A breakdown of costs shows while "people costs" were 9.5 per cent higher at £31.29 million and newsprint costs were 11 per cent ahead at £5.89 million, "other costs" jumped by 33 per cent or almost £7 million to £27.07 million. Managing director Mr Nick Chapman said this figure included "project and change costs" which he declined to break down but described as "an investment in the future". It included some costs associated with the new printing plant under construction at Citywest and new union agreements to facilitate changes in working arrangements, he said. Another factor accounting for the rise in "other costs" was a £1 million increase in the group libel provision to £1.4 million. "Like all newspapers, we are having to account for much higher costs on libel given the current state of libel legislation, which needs to change," he said. The annual report shows a 21 per cent rise to £2.25 million in executive director remuneration including pension contributions, reflecting pay increases and an increase in the number of executive directors.
On people costs - largely wages and salaries and including the impact of an increase in the numbers employed to 807 from 743 - he said he would be concerned if "the business suffered from undue wage inflation because that would reduce competitiveness". Mr Chapman said costs across the board need to be carefully monitored in a market where competition is increasing. Group revenue was 10.6 per cent ahead at £74.2 million, boosted by a 15 per cent rise in advertising revenue to £48.4 million with strong performances in a buoyant market across all advertising categories.
A breakdown of performance within the group shows The Irish Times newspaper produced an operating profit of £10.44 million, down from £12.89 million, while at The Irish Field operating profit fell to £97,000 from £175,000. Operating profits from subsidiaries Itronics and ICPC jumped to £703,000 from £446,000. But losses in the developing new media area, which includes Ireland.com, rose to £1.28 million from £749,000. Mr Chapman emphasised the dependence of the group on continued growth in advertising revenue. Stating that the development of new media would continue to require funds, he stressed that because of its unique ownership structure the group was in a position to take a long-term view on its new media investment.
He rejected any suggestion that the Citywest investment should be partially funded through borrowings rather than from reserves. "Why pay interest when we have the funds available?" he asked. But he accepted that the group needed to introduce better measures of return on investment which would incorporate factors such as cost of capital.
On staff concern about the quality of the group pension scheme, he said he was committed to improving the plan and was negotiating with the unions to have an improved plan in place by January 2001. In addition, he said, staff would benefit from the future success of the business through planned profit-sharing schemes. Mr Chapman, who became managing director last October, said the future looked "reasonably secure". "We are investing to ensure that the core business remains competitive - investing in marketing, new technology and the new printing press. That is aimed at maintaining our position in the marketplace and ensuring revenue growth. "And we are investing in developing our new media capabilities. New media revenue and profitability is at this stage a great unknown. Usage is the best measure at the moment and our usage figures are growing very strongly".

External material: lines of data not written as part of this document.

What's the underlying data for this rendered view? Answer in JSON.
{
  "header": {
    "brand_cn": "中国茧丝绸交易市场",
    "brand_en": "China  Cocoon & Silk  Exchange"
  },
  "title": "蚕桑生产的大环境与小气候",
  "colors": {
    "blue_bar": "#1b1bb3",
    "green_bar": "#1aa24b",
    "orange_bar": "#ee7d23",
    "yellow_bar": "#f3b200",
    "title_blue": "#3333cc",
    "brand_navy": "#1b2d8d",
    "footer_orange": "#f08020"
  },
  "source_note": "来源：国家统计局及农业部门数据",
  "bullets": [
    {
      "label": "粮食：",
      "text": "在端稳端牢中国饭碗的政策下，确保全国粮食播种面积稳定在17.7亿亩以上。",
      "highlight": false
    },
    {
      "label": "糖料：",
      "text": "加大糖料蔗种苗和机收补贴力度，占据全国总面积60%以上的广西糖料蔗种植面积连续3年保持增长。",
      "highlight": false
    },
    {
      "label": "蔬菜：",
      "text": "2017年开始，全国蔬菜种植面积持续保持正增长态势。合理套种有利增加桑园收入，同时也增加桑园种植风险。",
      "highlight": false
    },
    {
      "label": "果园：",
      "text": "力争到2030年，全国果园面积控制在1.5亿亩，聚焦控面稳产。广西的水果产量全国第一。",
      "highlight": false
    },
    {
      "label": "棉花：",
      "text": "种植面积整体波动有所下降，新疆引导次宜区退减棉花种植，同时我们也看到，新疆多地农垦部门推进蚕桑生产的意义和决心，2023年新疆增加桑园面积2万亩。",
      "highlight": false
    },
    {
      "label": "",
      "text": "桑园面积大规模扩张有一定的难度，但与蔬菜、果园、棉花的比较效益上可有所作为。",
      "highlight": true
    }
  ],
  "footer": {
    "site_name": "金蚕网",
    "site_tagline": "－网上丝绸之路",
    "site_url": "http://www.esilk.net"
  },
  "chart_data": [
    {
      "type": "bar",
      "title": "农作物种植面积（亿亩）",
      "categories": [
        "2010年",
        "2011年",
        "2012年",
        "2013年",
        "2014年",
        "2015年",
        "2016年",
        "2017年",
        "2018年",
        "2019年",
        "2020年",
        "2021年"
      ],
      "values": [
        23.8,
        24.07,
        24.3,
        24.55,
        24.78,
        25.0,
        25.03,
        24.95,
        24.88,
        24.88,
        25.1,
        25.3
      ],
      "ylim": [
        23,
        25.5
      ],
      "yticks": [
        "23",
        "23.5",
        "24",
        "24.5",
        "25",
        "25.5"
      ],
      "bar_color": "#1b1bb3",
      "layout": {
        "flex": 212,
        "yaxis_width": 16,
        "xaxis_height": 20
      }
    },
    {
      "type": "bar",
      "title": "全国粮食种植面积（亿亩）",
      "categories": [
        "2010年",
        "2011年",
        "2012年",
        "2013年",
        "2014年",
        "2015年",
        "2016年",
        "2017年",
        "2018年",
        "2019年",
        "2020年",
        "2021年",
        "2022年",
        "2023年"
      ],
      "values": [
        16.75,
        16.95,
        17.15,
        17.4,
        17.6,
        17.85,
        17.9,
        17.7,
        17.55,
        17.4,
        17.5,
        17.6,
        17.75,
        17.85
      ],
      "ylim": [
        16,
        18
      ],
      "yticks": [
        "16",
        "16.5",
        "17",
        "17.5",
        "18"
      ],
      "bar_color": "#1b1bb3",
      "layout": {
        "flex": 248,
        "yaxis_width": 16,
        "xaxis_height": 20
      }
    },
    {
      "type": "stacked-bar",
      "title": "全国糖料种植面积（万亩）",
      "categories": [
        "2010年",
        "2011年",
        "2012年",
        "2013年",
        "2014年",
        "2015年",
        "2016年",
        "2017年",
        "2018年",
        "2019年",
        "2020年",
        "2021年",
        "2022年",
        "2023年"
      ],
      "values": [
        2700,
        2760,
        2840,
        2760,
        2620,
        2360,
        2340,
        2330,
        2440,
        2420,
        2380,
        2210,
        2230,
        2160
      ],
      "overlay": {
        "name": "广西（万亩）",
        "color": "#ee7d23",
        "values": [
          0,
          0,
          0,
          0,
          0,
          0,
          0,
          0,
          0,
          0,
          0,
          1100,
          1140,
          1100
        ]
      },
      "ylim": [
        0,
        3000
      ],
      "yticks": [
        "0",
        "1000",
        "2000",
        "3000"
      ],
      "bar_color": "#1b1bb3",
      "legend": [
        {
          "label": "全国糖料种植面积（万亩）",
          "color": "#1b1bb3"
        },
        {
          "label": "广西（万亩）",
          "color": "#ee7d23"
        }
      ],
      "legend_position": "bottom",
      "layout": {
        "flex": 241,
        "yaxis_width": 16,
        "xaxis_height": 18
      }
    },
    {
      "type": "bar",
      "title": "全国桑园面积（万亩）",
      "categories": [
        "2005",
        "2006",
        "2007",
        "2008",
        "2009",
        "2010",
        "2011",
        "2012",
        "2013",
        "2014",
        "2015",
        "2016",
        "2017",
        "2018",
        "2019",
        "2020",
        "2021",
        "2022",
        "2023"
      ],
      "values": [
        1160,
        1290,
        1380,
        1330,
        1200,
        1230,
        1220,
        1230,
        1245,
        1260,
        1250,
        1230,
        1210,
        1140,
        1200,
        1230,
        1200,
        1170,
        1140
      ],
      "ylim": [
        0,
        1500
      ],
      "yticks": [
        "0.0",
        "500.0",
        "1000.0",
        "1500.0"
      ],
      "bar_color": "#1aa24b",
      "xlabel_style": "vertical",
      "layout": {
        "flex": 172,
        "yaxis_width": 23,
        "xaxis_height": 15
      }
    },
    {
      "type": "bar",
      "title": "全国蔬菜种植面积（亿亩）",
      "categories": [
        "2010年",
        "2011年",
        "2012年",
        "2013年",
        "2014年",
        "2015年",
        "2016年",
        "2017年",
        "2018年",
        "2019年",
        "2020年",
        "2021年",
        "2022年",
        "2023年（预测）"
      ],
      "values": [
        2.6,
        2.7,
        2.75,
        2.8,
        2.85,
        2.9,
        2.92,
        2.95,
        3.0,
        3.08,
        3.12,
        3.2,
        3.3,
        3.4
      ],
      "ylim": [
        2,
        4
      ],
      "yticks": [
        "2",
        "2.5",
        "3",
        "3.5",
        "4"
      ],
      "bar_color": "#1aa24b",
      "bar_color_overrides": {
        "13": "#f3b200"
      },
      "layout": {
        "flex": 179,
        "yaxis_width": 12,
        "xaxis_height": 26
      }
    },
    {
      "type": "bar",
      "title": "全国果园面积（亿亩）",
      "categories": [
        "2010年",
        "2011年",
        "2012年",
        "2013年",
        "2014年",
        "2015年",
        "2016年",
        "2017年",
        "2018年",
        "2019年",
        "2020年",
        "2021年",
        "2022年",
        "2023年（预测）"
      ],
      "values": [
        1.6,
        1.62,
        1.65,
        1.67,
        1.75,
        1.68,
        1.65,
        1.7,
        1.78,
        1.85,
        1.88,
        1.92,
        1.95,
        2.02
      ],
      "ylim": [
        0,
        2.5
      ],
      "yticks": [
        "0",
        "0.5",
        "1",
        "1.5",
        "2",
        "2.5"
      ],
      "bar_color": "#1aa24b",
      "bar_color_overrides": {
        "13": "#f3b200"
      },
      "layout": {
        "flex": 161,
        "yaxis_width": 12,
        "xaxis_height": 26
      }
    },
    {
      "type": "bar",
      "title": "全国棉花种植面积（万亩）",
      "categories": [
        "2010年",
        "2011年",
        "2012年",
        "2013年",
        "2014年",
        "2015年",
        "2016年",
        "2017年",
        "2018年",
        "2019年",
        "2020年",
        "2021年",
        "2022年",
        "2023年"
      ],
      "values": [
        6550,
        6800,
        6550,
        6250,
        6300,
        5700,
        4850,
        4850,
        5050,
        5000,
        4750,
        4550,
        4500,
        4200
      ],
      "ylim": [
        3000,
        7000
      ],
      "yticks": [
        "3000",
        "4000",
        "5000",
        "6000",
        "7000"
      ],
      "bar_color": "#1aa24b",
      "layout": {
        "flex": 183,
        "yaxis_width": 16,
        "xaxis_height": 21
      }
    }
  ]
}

But he warned that in an increasingly competitive market, with new entrants and new media expected to target the traditional players, The Irish Times was going to have to change more quickly. "Jobs will change. We have to work more effectively and efficiently as the environment changes. We have to manage this with staff and the unions so that the organisation can successfully change. On the way there will be some difficult decisions which we will have to sort out together". He declined to be drawn on the implications for jobs at the group.